NJ Spotlight reporting was a disaster and the worst of all possible worlds.

It grossly exaggerated false risks (from a radioactive rock, which a Spotlight TV report at one point even equated with Hiroshima) based on schlock Facebook “epidemiology”, all while ignoring real risks, real science, real epidemiology & real flaws in DEP environmental regulations.

This kind of “journalism” not only needlessly scares and misinforms the public, it lets corporate polluters and DEP regulators off the hook, allowing the unacceptable status quo to remain unchallenged.

[End Note:

The confusion and bad reporting can be illustrated by considering the headline of the Spotlight story.

Based on the URL, the story was originally titled:


That headline focuses on 4 things: “DEP and DoH”; “no evidence of cancer cluster”; and “fear”.

The published headline of the story was:

No evidence of cancer-causing contamination at Colonia High School, officials say

That headline focuses on 4 different things: “no evidence of cancer causing contamination” at the “High School” according to “officials”.

Several distinct issues are confused and conflated in the headlines and in the text of the story in a way that can only mislead and confuse readers:

1. Who conducted the sampling? Who reviewed the sample results? Who made the claims? Why did this begin as a municipal sampling effort and transition to a DEP and DoH project? What was the basis for DEP and DoH claims?

2. What was sampled? (e.g. air (indoor, outdoor), soil, drinking water, etc)

3. What was the sampling conducted for? (e.g. radon, radiation, chemicals? etc)

4. What were the results? How do those results compare with regulatory standards and/or cancer risk levels?

5. What environmental exposures cause cancer? Which case brain and CNS cancer? Were they all sampled for?

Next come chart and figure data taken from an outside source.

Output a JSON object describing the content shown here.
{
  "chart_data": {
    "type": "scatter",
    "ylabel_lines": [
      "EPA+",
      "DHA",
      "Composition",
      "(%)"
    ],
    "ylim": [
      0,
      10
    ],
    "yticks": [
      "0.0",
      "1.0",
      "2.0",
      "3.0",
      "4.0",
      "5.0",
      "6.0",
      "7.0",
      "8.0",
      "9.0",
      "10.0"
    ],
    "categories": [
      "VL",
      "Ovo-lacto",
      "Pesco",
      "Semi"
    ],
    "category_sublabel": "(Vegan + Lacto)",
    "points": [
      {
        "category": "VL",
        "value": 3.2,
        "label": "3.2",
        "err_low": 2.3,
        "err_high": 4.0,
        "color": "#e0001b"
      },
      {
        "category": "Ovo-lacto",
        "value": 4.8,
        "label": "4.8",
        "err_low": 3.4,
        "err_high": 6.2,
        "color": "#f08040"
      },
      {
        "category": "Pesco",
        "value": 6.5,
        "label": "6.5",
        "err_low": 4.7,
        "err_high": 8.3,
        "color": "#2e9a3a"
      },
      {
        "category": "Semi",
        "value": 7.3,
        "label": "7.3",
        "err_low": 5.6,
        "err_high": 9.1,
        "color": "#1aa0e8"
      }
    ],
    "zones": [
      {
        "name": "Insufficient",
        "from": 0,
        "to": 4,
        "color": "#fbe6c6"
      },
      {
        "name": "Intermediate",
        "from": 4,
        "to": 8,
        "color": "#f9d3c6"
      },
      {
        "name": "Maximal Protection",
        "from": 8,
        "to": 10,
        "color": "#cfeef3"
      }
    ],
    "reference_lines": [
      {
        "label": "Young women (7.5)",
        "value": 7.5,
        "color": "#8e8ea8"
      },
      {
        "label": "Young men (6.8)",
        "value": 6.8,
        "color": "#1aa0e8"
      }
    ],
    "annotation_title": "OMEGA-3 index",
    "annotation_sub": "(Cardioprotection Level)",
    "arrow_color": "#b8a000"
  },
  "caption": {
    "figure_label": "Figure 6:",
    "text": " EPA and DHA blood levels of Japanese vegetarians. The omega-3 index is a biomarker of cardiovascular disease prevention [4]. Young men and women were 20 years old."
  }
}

6. No evidence for what? The presence of contamination? The presence of contamination that can cause cancer? The lack of the presence of elevated cancer incidence that could be deemed a “cancer cluster”?

7. Why does NJ have such a high cancer “background” rate? (incidence and death) What are the factors that contribute to that rate? Is it going up or down?

8. What are DEP and DoH doing to reduce cancer risks?

It is highly irresponsible to publish information that causes extreme fears and anxiety in the community, especially in a school, without fully explaining all these complex issues.